The Mighty World of Eye: Stories/Anti-Stories
Simon & Schuster/New Endeavour Press, $16.95 pb, 194 pp
Fictions about academic life have always been about sex, but these days the sexiest thing to write about is theory. Fortunately for the writer who wants to write about both sex and theory, the equation between sexual and textual intercourses has excellent credentials in the poststructuralist canon. Followers of Barthes and Derrida have taken to the pleasures of the theoretical text with an eagerness aptly defined by the sexual metaphors they overindulge in. Others, less enamoured by theoretical discourses, have found that these provide an excellent target for parody and satire, and thus manage at once to partake in the playful intercourse and retain a critical, mocking distance. What tends to be forgotten, amidst all this textual cavorting, is that literary theory is a reasonably rigid intellectual discipline: playful though it may be, it is easy to get it all wrong!

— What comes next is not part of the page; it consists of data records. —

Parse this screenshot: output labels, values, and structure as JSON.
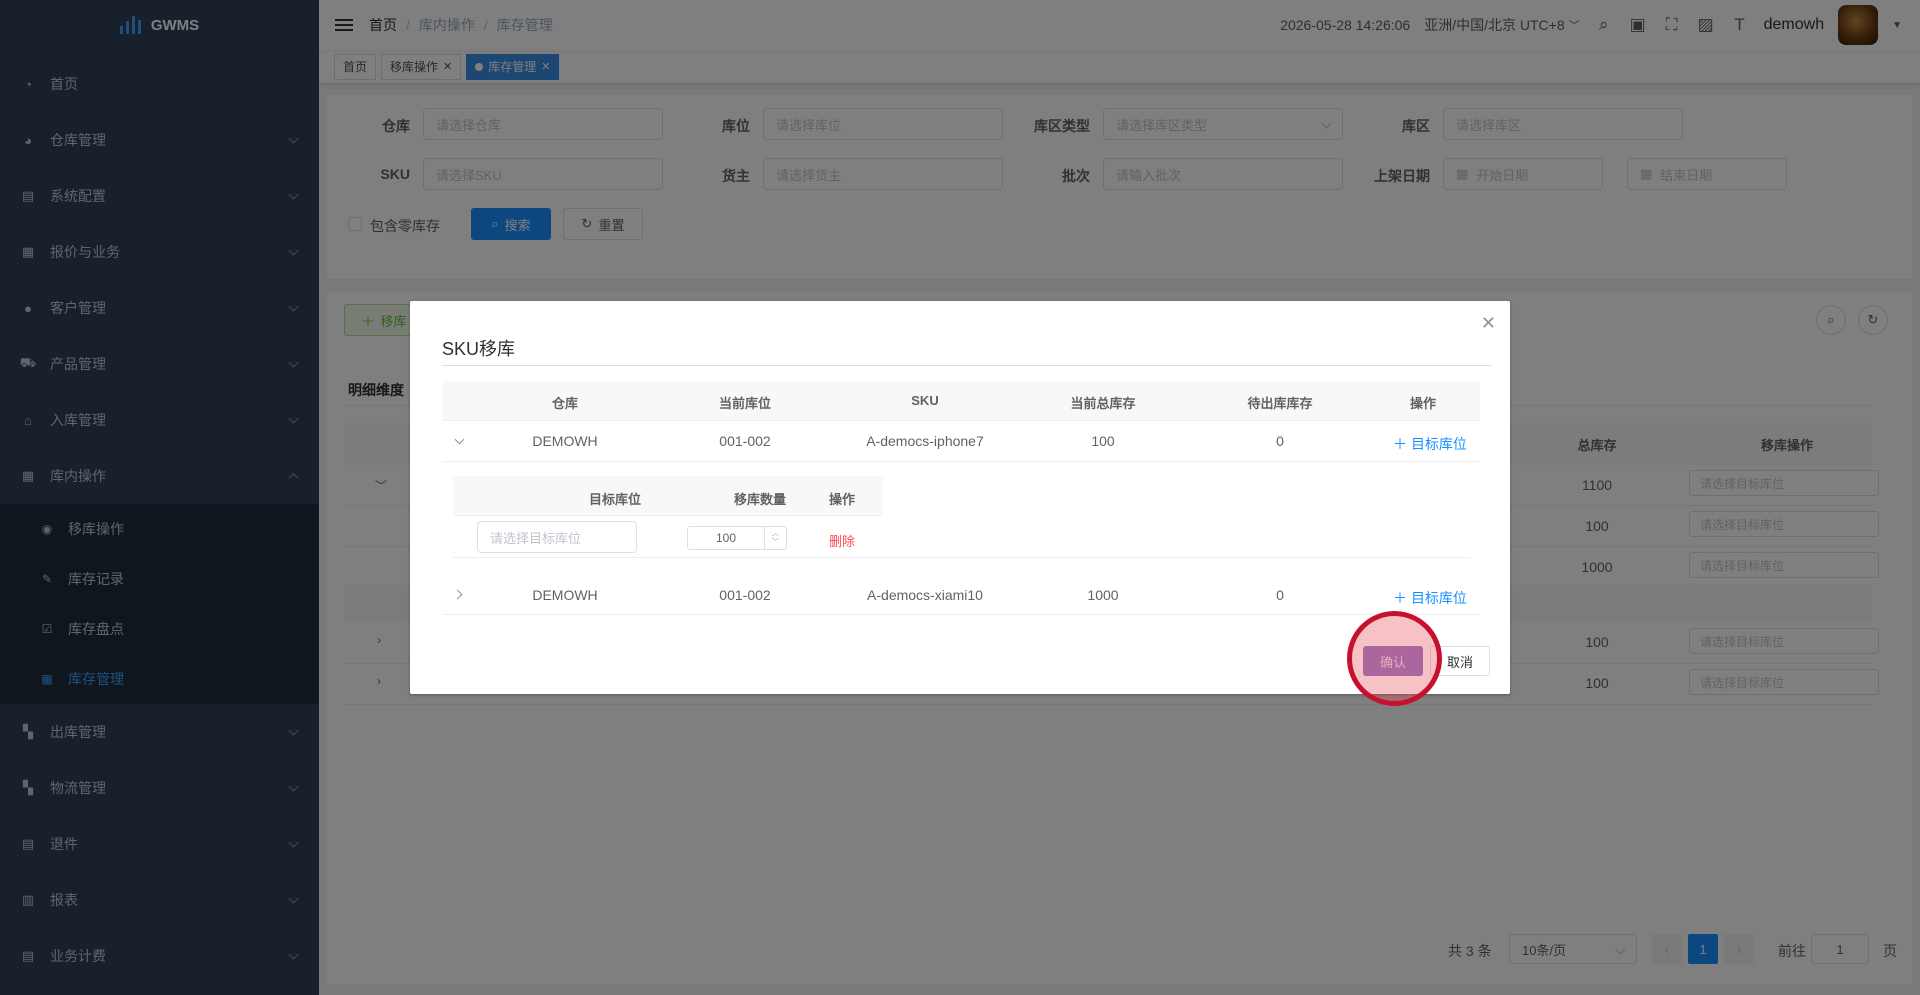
{
  "app": {
    "logo_text": "GWMS"
  },
  "sidebar": {
    "items": [
      {
        "label": "首页",
        "icon": "dashboard-icon"
      },
      {
        "label": "仓库管理",
        "icon": "globe-icon"
      },
      {
        "label": "系统配置",
        "icon": "config-icon"
      },
      {
        "label": "报价与业务",
        "icon": "quote-icon"
      },
      {
        "label": "客户管理",
        "icon": "user-icon"
      },
      {
        "label": "产品管理",
        "icon": "cart-icon"
      },
      {
        "label": "入库管理",
        "icon": "home-icon"
      },
      {
        "label": "库内操作",
        "icon": "table-icon"
      }
    ],
    "sub_items": [
      {
        "label": "移库操作",
        "icon": "eye-icon"
      },
      {
        "label": "库存记录",
        "icon": "edit-icon"
      },
      {
        "label": "库存盘点",
        "icon": "checkbox-icon"
      },
      {
        "label": "库存管理",
        "icon": "grid-icon"
      }
    ],
    "items_after": [
      {
        "label": "出库管理",
        "icon": "apps-icon"
      },
      {
        "label": "物流管理",
        "icon": "apps-icon"
      },
      {
        "label": "退件",
        "icon": "return-icon"
      },
      {
        "label": "报表",
        "icon": "chart-icon"
      },
      {
        "label": "业务计费",
        "icon": "billing-icon"
      }
    ]
  },
  "navbar": {
    "breadcrumb": [
      "首页",
      "库内操作",
      "库存管理"
    ],
    "datetime": "2026-05-28 14:26:06",
    "timezone": "亚洲/中国/北京 UTC+8",
    "username": "demowh"
  },
  "tags": [
    {
      "label": "首页"
    },
    {
      "label": "移库操作"
    },
    {
      "label": "库存管理"
    }
  ],
  "filters": {
    "warehouse_label": "仓库",
    "warehouse_placeholder": "请选择仓库",
    "location_label": "库位",
    "location_placeholder": "请选择库位",
    "zone_type_label": "库区类型",
    "zone_type_placeholder": "请选择库区类型",
    "zone_label": "库区",
    "zone_placeholder": "请选择库区",
    "sku_label": "SKU",
    "sku_placeholder": "请选择SKU",
    "owner_label": "货主",
    "owner_placeholder": "请选择货主",
    "batch_label": "批次",
    "batch_placeholder": "请输入批次",
    "shelf_date_label": "上架日期",
    "start_date_placeholder": "开始日期",
    "end_date_placeholder": "结束日期",
    "include_zero_label": "包含零库存",
    "search_label": "搜索",
    "reset_label": "重置"
  },
  "list": {
    "move_button_label": "移库",
    "dimension_label": "明细维度",
    "col_total": "总库存",
    "col_move_op": "移库操作",
    "rows": [
      {
        "total": "1100",
        "placeholder": "请选择目标库位"
      },
      {
        "total": "100",
        "placeholder": "请选择目标库位"
      },
      {
        "total": "1000",
        "placeholder": "请选择目标库位"
      },
      {
        "total": "100",
        "placeholder": "请选择目标库位"
      },
      {
        "total": "100",
        "placeholder": "请选择目标库位"
      }
    ]
  },
  "pagination": {
    "total_text": "共 3 条",
    "page_size": "10条/页",
    "current_page": "1",
    "goto_label": "前往",
    "goto_value": "1",
    "page_suffix": "页"
  },
  "dialog": {
    "title": "SKU移库",
    "columns": [
      "仓库",
      "当前库位",
      "SKU",
      "当前总库存",
      "待出库库存",
      "操作"
    ],
    "rows": [
      {
        "warehouse": "DEMOWH",
        "location": "001-002",
        "sku": "A-democs-iphone7",
        "total": "100",
        "pending": "0",
        "action": "目标库位"
      },
      {
        "warehouse": "DEMOWH",
        "location": "001-002",
        "sku": "A-democs-xiami10",
        "total": "1000",
        "pending": "0",
        "action": "目标库位"
      }
    ],
    "sub_columns": [
      "目标库位",
      "移库数量",
      "操作"
    ],
    "sub_row": {
      "placeholder": "请选择目标库位",
      "quantity": "100",
      "action": "删除"
    },
    "confirm_label": "确认",
    "cancel_label": "取消"
  }
}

At the centre of David Parker’s complex work (there, my theoretical innocence has been exposed - centre, work and author indeed!) are thirteen apparently autobiographical short fictions, held together by the name of the main character, Roland Eye. But Roland, or Roly, is not the same person in each story. He is generally a writer or academic, more often than not he has a wife named Magda and two or three young children. The different Eyes are moreover connected by a common weakness – they suffer from some kind of delusion about themselves, about the world, or about their relationships to other characters.